Soil magnetic susceptibility (MS) is a basic soil physical property that is influenced by environmental factors and processes. Mapping MS is fundamental to exploring its spatial pattern, influencing factors and practical applications. However, the traditional spatial interpolation method is difficult to implement in detailed large-scale mapping. Digital soil mapping (DSM) based on environmental factors provides a more effective method. It has been widely adopted in the prediction of soil physiochemical characteristics, but not yet in MS mapping. This study aimed to explore the spatial pattern of soil MS in an agro-pastoral transitional zone (APTZ) of north China, reveal influencing factors of MS, and extract the significance of DSM of MS and its possible applications. Soil samples were collected from two layers (0–5 and 35–40 cm) in an APTZ. For each sample, χ_lf and χ_fd were measured. The quantile regression forest (QRF) model was used to predict MS and assess uncertainties. The results indicated substantial spatial variation of MS in APTZ. QRF predicted MS with satisfying accuracy (adjusted R² = 0.37–0.64). Influencing factors of MS included parent material, topography, and vegetation. The predominant factors varied with MS attributes, depth, and environment. Soil redistribution further complicated the MS spatial pattern. Water erosion resulted in declining topsoil χ_fd at steep slopes. Topsoil χ_fd of grassland transect showed higher covariate of variation (8.23%) compared with forest (4.83%). Wind brought exogenous particles with low MS and led to a weaker correlation between topsoil χ_lf and χ_fd (p > 0.1) compared with subsoil (p < 0.05).
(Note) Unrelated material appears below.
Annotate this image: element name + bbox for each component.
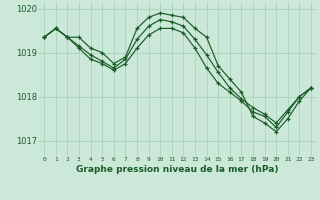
X-axis label: Graphe pression niveau de la mer (hPa): Graphe pression niveau de la mer (hPa) xyxy=(76,165,279,174)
DSM of MS based on environmental factors reveals the undetected influencing factors at a small scale and helps to identify dominant factors in different environments, which provides the possibility of adopting MS in practical works at a large scale.

土壤磁化率（MS）是一种受环境因素和过程影响的基本土壤物理性质。映射 MS 是探索其空间格局、影响因素和实际应用的基础。然而，传统的空间插值方法难以在详细的大尺度映射中实现。基于环境因素的数字土壤测绘（DSM）提供了一种更有效的方法。它已被广泛应用于土壤理化特性的预测，但尚未用于 MS 制图。本研究旨在探索华北农牧交错带（APTZ）土壤MS的空间格局，揭示MS的影响因素，提取MS的DSM意义及其可能的应用。从 APTZ 中的两层（0-5 和 35-40 厘米）收集土壤样品。_测量了lf和 χ _fd。分位数回归森林 (QRF) 模型用于预测 MS 和评估不确定性。结果表明 APTZ 中 MS 的空间变化很大。QRF 以令人满意的准确度预测 MS（调整后的 R ² = 0.37–0.64）。MS的影响因素包括母质、地形和植被。主要因素随 MS 属性、深度和环境而变化。土壤再分布进一步复杂化了 MS 空间格局。水蚀导致陡坡表土 χ _fd下降。表土 χ _fd与森林（4.83%）相比，草地样带的变异协变量（8.23%）更高。风带来了低 MS 的外源颗粒，与底土 (p < 0.05) 相比，导致表层土 χ _lf和 χ _{fd (p > 0.1) 之间的相关性较弱。}基于环境因素的MS DSM在小范围内揭示了未被发现的影响因素，有助于识别不同环境中的主导因素，这为MS在实际工作中大规模采用提供了可能。